To determine a p-value for each gene- or pathway-specific network, we constructed 1,000 networks, each with the same number of nodes for which the AUC in question was calculated, and determined their AUCs. The set of genetic features for each of the 1,000 networks was drawn randomly from the background set of SNPs. Race and sex were included as features in all 1,000 networks in order to ensure parity with the procedure used to generate the gene- or pathway-specific network. The list of 1,000 random AUCs enabled the calculation of a p-value for the AUC in question.
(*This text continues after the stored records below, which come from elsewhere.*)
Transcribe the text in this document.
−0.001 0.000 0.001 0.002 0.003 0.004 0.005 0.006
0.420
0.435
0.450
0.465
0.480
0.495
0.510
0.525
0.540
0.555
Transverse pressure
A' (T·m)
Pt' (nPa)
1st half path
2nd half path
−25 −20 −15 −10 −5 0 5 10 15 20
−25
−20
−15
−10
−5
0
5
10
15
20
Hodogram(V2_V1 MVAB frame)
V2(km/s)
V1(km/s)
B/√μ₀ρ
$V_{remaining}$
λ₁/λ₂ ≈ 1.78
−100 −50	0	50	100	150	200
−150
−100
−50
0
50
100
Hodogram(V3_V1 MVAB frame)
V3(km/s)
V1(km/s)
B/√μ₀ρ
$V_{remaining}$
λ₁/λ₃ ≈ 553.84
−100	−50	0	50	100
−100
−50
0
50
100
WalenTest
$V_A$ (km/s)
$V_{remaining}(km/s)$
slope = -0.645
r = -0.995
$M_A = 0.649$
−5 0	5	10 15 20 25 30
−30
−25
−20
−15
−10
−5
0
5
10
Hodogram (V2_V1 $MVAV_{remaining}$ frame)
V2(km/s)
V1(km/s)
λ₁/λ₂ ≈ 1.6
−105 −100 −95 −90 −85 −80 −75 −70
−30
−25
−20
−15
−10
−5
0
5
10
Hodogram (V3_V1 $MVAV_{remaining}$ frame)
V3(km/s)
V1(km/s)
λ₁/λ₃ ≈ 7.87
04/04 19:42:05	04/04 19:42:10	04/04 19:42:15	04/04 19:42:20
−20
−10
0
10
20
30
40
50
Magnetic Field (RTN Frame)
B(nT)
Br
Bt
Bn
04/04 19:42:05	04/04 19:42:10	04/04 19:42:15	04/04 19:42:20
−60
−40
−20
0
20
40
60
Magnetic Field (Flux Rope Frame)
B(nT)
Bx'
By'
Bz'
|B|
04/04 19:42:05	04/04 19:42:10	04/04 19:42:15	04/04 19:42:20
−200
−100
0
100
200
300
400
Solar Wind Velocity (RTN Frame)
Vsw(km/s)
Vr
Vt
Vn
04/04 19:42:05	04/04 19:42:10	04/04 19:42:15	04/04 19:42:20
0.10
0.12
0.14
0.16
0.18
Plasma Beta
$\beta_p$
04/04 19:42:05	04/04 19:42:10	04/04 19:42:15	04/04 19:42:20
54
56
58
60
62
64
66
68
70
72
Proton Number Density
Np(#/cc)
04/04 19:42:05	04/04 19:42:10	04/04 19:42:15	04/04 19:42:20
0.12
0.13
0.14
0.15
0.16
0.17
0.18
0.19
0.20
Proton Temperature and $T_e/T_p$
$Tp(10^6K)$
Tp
To determine the statistical significance of each decline in AUC (used for quantifying the importance of each demographic variable and the interactions in the SNP×SNP×E network), we used the same background set to construct 1,000 random networks with the same set of demographic factors and the same number of SNPs as in the SNP×SNP×E network. For each randomly generated model, we recorded the decline in AUC upon removal of a random SNP (in the case of the declines in AUC for demographic factors) or a random edge (in the case of the declines in AUC for interaction). The 1,000 random declines in AUC enabled the calculation of a p-value for the decline in AUC of interest. Each gene, demographic factor, pathway, and interaction relationship was now associated with a p-value.